Creato il 04 aprile 2012 da Geopoliticarivista @GeopoliticaR
Nagorno, Iran e Siria: i punti caldi del Vicino Oriente secondo A. Dugin

Riportiamo di seguito la traduzione dell’intervista realizzata da “Day.Az” lo scorso 29 marzo al professore Aleksandr Dugin, geopolitologo molto noto in Russia.

 
“Day.Az”: Recentemente il Gruppo di Minsk dell’OSCE ha festeggiato il 20° anniversario della sua missione d’intermediazione. Come valuta l’attività del Gruppo di Minsk nel passato?

Aleksandr Dugin: Mi sembra che in passato non ci siano state grandi occasioni diplomatiche, tali da cambiare la situazione che si è sviluppata nell’ambito della questione per la risoluzione del conflitto armeno-azero. Durante questi 20 anni la diplomazia non ha potuto cambiare nulla in maniera radicale, in forza del fatto che questo obiettivo non è strategicamente favorevole. Tramite gli sforzi diplomatici esiste comunque l’opportunità di poter fare qualcosa, ma solo se basati su metodi diplomatici: in tal caso sarà possibile influenzare il corso generale degli eventi.
Nel contempo, esistono oggi buone probabilità che un cambiamento dello status quo, nella questione del Karabakh, sia realizzabile qualora si sviluppino determinati processi geopolitici nella regione.
D’altra parte, l’attività del Gruppo di Minsk dell’OSCE, sebbene operi in un contesto diplomatico, a volte, è indubbiamente necessaria. Tuttavia, ai nostri giorni, è ancora difficile determinare quanto sia un bene, o quanto sia un male questa sua struttura operativa.

Nel mese di maggio, in Armenia si terranno le elezioni parlamentari. Alla luce degli attuali eventi politici in questo Paese, quale sarà il più probabile assetto delle forze dopo le elezioni legislative dello Stato armeno?

In questo caso non mi aspetto dei seri cambiamenti, poiché la situazione politica in Armenia è “congelata”. Il sistema politico di questo Paese si trova in una “camicia di forza”, per tale motivo la sua situazione interna è abbastanza prevedibile, è statica. Fino ad oggi, non vedo i presupposti per un “cambiamento rivoluzionario” nella struttura della élite politica armena.

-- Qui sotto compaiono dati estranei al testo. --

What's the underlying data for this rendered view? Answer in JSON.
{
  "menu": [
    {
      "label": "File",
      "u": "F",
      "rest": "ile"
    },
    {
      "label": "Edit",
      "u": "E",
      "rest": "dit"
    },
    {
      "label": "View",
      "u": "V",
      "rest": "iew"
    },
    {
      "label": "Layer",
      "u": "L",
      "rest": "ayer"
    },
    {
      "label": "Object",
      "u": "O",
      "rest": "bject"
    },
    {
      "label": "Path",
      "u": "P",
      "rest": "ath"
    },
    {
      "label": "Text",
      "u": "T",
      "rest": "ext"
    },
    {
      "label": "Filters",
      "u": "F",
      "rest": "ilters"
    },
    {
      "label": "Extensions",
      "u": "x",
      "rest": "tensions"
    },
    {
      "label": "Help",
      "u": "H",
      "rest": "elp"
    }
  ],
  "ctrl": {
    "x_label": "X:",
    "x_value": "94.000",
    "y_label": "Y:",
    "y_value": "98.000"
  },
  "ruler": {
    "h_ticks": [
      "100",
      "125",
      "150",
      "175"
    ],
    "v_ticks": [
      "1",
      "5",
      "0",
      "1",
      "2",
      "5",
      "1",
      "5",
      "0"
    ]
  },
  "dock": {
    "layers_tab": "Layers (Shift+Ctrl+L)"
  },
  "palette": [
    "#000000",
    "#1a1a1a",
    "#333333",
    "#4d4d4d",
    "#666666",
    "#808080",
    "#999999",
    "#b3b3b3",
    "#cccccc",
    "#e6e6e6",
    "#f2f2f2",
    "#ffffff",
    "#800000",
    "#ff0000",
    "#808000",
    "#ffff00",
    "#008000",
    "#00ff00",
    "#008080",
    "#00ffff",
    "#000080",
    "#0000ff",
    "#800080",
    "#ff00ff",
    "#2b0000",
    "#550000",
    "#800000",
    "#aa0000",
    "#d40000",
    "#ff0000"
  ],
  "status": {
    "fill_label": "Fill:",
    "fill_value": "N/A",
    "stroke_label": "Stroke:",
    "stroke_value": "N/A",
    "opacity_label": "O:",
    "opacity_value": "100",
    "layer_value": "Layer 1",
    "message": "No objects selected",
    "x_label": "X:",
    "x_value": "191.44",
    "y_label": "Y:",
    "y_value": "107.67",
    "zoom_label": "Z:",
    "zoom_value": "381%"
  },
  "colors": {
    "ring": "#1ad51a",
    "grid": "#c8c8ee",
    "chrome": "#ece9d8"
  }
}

Il fatto più probabile è che le elezioni avranno luogo sotto l’egida di un costituito status quo. Il processo delle elezioni si svilupperà secondo uno “scenario inerziale”. In generale, affinché nel Paese cambino alcune realtà, sarebbe auspicabile una trasformazione della sua politica estera ed economica. Ma tutto ciò, per il momento, non è ancora contemplato nelle azioni ufficiali di Yerevan.

Nel mese di marzo l’Iran, anche se precedentemente contrario, ha dichiarato il suo consenso alle ispezioni internazionali nel complesso militare di Parkin. Teheran ha dimostrato tale docilità perché teme un attacco militare?

Penso che sia qualcosa di situazionale. L’Iran, fino ad ora, ha sempre difeso duramente la propria posizione sulla questione nucleare. A sua volta, Teheran gestisce le dinamiche politiche dei negoziati con l’AIEA e con l’Occidente secondo la propria strategia. In linea di principio il governo iraniano, con grande successo, continua a “perdere tempo”. Un mutamento sostanziale della politica in Iran sarà possibile solo in presenza di cambiamenti radicali nei rapporti di forza all’interno della sua società, ma tutto ciò è ancora poco probabile.

Un altro “punto caldo” in Medio Oriente continua ad essere la Siria. È possibile prevedere una prolungata guerra civile in questo paese, anche nel caso che Bashar al-Assad dovesse lasciare il suo posto?

Beh! prima di tutto, è evidente che la posizione del capo del governo siriano nel suo confronto con l’opposizione armata è molto stabile. Detto questo, è ancora presto per dare per finito Bashar al-Assad. Per ciò che concerne lo schieramento antigovernativo, in realtà, è diviso tra le cosiddette “forze patriottiche” contrarie alle interferenze straniere nella creazione di una nuova Siria, e i gruppi a favore del Qatar e dell’Arabia Saudita. Per questa ragione, indubbiamente, nell’opposizione siriana esistono diverse opinioni riguardo a ciò che sta accadendo sia all’interno del Paese che al di fuori dei suoi confini.
Comunque, secondo la mia convinzione personale, nonostante il fatto che spesso si prefiguri a Bashar al-Assad la stessa sorte di Muammar Gheddafi, la situazione in Siria è decisamente più stabile rispetto alla condizione della Libia durante la sua guerra civile. Bashar al-Assad controlla abbastanza saldamente la maggior parte del governo siriano.

Oggi si parla molto di “democratizzare” il Medio Oriente. Alcuni esperti esprimono perplessità per come questa retorica sembri entusiasmare uno Stato come l’Arabia Saudita…

Tutto questo va percepito nel contesto della famigerata politica del “doppio standard”. La situazione è veramente più che comica, direi, persino da barzelletta. Ha fatto sorridere ascoltare le dichiarazioni dell’Arabia Saudita sulla “democratizzazione della Siria”. Lo Stato saudita in nessun modo può essere considerato la cittadella della democrazia nella regione del Medio Oriente. Altra questione sarebbe se, ad esempio, fosse la Turchia a fare simili discorsi, e comunque in tal caso parleremmo di uno Stato laico.